On Doing the Right Thing

Posted on June 17, 2018


Not too long ago I read a sweet piece in the WSJ by the distinguished historian David McCullough’s doctor. One quote struck me as so truth-filled that I share it with you.

“…things worked out [back then],” McCullough said, “because individuals behaved in certain ways, with integrity and resilience.”

I thought, yes, how true. Then McCullough hits a home run. “They figured out how to work with other people, and they tried to do the right thing.”

To do the right thing.  So, being the historian that I am, I thought, who have I studied that “did the right thing?” As I put myself into the company of McCullough, the American historian of my generation who ranks in my top five of those I admire, I thought, well, I do have someone.

Years ago, I ran across a fiery sermon preached in 1511 by a Dominican friar, Antonio de Montesinos, in the newly founded Spanish city of Santo Domingo on the island of Española which today is shared by the Dominican Republic and Haiti.

Later, when teaching at UA, I read excerpts from Montesinos’s sermon when I reached that point in my classes on the conquest of the Americas, and it—invariably–moved my students deeply.

Montesinos took as his Scripture reading from John the Baptist: “In the words of Isaiah the prophet, ‘I am the voice of one calling in the desert, Make straight the way for the Lord.” (John 1:23)

Montesinos was loaded for bear. Both Isaiah and John the Baptist called on people to repent to make way for the coming of the Messiah. Without repentance there was no forgiveness. And without forgiveness, the hardhearted were doomed to eternal perdition.

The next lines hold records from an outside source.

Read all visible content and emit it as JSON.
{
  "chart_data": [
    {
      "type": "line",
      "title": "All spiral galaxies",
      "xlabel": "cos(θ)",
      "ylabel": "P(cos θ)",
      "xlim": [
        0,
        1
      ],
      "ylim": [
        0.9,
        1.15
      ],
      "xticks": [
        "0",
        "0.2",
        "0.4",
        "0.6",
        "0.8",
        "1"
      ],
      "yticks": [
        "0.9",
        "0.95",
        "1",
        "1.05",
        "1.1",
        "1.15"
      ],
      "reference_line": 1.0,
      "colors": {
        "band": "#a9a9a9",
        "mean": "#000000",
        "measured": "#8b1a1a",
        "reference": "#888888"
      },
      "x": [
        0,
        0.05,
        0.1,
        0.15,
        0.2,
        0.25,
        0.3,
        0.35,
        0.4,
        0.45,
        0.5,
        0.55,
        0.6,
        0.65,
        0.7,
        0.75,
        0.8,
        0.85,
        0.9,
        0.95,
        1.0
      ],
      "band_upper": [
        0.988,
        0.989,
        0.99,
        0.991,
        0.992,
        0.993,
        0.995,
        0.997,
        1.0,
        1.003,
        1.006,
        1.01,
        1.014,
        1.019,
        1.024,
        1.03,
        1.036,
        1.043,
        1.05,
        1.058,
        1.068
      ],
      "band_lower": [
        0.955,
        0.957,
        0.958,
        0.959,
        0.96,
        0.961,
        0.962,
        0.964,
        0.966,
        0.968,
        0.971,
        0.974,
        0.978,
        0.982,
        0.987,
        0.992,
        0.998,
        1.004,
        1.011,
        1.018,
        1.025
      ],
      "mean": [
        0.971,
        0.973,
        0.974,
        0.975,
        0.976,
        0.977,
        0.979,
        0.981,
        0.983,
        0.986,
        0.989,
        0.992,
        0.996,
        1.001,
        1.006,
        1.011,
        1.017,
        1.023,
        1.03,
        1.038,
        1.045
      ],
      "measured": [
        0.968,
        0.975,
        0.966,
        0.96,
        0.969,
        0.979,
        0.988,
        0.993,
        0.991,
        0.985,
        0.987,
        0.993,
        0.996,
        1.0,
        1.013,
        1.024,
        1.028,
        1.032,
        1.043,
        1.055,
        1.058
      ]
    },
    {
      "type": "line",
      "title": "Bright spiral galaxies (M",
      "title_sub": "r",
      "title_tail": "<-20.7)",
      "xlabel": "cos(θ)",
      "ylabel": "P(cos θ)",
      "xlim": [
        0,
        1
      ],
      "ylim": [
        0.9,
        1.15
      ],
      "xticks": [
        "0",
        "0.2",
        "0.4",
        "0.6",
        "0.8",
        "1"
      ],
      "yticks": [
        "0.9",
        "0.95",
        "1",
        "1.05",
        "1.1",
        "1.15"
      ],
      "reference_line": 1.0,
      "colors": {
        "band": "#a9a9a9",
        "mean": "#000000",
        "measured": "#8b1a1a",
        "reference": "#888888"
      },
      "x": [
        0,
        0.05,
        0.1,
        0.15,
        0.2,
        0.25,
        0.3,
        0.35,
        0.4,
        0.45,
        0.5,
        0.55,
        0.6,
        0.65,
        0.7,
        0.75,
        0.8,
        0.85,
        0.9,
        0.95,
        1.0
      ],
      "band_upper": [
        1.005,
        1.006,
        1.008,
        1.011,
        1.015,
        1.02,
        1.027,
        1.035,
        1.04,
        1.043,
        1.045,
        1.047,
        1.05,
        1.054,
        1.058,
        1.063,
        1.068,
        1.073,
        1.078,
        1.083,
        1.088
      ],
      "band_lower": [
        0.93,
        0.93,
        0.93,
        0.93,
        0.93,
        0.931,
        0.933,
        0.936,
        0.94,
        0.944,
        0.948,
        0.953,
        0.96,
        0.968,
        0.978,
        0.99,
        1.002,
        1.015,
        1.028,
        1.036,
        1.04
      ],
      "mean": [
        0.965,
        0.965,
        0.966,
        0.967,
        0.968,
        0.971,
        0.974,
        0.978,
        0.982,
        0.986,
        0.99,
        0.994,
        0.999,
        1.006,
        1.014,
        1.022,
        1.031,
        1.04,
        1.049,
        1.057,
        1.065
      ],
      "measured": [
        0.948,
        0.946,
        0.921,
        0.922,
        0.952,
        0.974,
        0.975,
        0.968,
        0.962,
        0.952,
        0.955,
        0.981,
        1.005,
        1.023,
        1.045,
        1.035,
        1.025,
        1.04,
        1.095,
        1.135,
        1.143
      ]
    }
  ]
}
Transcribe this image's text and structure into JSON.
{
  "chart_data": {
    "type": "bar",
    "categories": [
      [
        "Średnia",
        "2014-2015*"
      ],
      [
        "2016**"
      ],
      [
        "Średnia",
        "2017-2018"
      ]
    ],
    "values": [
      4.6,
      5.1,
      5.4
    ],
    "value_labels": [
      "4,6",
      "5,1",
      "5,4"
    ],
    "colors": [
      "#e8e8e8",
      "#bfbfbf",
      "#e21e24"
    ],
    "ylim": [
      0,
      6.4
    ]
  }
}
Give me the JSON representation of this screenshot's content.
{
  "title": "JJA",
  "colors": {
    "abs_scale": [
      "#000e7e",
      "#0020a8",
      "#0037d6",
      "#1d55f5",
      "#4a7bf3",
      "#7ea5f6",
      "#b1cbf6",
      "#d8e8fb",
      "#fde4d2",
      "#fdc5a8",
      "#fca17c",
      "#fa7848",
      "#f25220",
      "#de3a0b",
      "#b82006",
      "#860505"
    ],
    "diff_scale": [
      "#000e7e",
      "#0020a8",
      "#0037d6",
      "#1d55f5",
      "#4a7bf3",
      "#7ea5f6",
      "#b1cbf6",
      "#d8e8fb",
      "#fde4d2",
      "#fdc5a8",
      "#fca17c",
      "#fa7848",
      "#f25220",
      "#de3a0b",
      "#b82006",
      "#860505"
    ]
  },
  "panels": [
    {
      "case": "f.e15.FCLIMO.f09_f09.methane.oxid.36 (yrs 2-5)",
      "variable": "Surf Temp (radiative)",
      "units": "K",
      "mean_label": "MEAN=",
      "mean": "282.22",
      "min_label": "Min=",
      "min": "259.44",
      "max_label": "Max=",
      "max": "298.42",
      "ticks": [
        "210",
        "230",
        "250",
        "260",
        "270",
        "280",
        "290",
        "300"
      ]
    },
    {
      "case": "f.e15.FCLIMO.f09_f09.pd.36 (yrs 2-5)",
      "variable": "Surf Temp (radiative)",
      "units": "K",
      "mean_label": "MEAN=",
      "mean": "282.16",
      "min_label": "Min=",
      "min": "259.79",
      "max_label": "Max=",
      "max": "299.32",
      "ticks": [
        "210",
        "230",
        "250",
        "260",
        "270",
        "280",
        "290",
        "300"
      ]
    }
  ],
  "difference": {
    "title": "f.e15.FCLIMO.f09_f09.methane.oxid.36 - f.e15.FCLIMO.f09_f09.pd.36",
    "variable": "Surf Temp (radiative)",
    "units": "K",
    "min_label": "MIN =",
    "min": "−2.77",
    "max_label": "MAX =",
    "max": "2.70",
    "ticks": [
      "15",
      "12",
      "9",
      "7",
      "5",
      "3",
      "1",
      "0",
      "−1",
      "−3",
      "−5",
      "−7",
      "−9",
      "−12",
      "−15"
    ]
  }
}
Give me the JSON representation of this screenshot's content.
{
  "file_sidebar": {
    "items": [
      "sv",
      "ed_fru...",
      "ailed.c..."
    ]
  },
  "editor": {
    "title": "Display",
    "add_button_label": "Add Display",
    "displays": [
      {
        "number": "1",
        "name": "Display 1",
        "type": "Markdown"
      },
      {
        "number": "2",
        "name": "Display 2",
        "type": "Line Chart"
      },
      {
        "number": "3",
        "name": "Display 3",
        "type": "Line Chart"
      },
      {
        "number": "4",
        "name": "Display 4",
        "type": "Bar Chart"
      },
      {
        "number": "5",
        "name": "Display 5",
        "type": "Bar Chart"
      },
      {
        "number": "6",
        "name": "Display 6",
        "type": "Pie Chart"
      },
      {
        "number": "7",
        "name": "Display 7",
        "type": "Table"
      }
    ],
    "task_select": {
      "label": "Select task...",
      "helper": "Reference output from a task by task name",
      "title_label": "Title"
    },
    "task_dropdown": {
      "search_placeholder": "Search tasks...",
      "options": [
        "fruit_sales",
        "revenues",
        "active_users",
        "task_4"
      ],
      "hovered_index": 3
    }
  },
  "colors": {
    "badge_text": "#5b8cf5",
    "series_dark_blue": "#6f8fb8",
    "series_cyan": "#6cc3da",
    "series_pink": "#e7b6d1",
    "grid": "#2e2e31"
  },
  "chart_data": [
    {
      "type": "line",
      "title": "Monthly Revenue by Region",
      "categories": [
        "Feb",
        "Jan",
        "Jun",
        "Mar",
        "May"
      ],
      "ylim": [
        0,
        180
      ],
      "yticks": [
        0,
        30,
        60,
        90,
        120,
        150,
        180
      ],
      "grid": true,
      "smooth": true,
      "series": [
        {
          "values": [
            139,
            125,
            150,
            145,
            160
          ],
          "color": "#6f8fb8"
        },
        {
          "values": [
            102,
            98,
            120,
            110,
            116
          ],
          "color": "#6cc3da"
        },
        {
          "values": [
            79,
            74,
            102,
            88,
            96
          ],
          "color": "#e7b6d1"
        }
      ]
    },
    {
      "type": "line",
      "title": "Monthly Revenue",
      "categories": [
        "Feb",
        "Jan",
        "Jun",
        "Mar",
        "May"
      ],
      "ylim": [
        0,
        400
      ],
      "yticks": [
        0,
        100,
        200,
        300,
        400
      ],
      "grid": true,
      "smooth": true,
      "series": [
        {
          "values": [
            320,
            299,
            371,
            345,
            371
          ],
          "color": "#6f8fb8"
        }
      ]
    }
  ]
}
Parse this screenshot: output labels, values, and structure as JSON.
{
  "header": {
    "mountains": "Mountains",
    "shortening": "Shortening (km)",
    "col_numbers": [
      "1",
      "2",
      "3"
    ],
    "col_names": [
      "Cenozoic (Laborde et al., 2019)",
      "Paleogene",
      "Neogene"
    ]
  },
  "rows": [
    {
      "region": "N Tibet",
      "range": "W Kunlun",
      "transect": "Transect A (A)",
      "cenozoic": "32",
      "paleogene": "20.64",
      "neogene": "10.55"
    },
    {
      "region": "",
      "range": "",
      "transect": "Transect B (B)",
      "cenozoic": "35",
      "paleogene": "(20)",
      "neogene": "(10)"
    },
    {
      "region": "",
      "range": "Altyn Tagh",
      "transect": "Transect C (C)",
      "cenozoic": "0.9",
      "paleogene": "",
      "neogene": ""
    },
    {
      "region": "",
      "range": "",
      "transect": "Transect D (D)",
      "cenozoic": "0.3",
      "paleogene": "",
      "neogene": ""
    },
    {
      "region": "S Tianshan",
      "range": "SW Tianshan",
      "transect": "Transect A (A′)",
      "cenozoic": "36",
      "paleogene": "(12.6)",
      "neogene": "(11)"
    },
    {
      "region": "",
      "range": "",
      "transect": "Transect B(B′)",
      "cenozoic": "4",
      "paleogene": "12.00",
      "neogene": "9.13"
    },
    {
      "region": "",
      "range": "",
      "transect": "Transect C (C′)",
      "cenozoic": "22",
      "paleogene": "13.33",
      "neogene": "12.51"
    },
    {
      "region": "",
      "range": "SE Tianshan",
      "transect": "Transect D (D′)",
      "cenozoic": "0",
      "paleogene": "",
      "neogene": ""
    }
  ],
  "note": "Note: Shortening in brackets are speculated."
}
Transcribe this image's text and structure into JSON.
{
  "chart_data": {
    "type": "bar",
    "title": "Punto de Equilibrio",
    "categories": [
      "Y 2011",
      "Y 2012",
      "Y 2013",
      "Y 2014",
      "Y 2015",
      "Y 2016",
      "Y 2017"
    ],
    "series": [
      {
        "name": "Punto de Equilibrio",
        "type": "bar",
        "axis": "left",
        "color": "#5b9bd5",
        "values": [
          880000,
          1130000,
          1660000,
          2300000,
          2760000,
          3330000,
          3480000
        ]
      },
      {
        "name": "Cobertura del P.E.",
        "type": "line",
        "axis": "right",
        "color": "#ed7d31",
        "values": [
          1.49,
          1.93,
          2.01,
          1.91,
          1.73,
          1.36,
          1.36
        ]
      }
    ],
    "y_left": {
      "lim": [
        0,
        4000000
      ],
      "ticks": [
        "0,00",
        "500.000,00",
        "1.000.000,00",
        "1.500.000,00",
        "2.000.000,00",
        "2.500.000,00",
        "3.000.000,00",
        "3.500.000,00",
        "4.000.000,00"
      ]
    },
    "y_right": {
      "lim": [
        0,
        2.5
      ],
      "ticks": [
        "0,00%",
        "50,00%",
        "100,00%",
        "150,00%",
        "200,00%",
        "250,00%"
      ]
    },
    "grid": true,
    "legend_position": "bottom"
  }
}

The Spanish conquistadors of Hispaniola were in danger of eternal damnation if they continued to plague and enslave Indians. They had to be warned, explicitly, with courage and absolute conviction. Montesinos was called upon to do the right thing.

“You are in mortal danger of condemnation,” Montesinos warmed to his message, “not realizing the grave sins you are committing with such insensitivity. You are immersed in them and dying in them.”

“I want you to know that I have come to this pulpit, I who am the voice of Christ on the desert of this island. And you had better pay attention, not just listen, but heed with all your heart and all your mind. For this will be something you never heard before, the hardest, harshest, most terrifying news you ever expected to hear.”

“This voice,” Montesinos started quietly, “says you are in mortal sin. You live and die for the cruelty and tyranny which you inflict on these innocent people.”

“By what right,” Montesinos picked up the strength of his voice, “By what right and by what law do you hold these Indians in such cruel and horrible servitude?”

“By whose authority have you made such detestable war on these people who lived peacefully in their lands?”

“How can you hold them so oppressed and exhausted, without giving them food nor curing their illnesses? They die daily from the work you demand of them.”

“Let me be perfectly clear. You are killing them to get the gold you so crave!”

Momentarily, Montesinos’ hearers were stunned into silence by this prophetic indictment hurled at them.

“And who among you is taking care to teach them about God the creator? Who is baptizing them, leading them to mass, celebrating holidays and Sundays?”

Montesinos thundered from the pulpit. “Are these not men? Do they not have rational souls? Are you not obliged to love them as yourselves! Don’t you understand this? Don’t you see this? How can you be in such a profound and lethargic sleep? Be assured that in your state you can no more be saved than Moors or Turks who lack and don’t want the faith of Jesus Christ.”

The congregation was shocked, then outraged that this Dominican friar was telling them they were no better than infidels, moral Moors, the Spanish word for Muslims in Spain.

When Montesinos finished, he stepped away from the pulpit and left, his head held high among the murmurs and evil looks.

The settlers later went as a group, a mob really, led by the Governor Diego Columbus, to demand a retraction from this rabid priest. They got more than they bargained for, which you can read about in a little book Bartolomé de las Casas and the Conquest of the Americas where the entire story is told.

Montesinos did the right thing.

Published Sunday May 6, 2018 in The Tuscaloosa News as “A powerful lesson on doing the right thing.”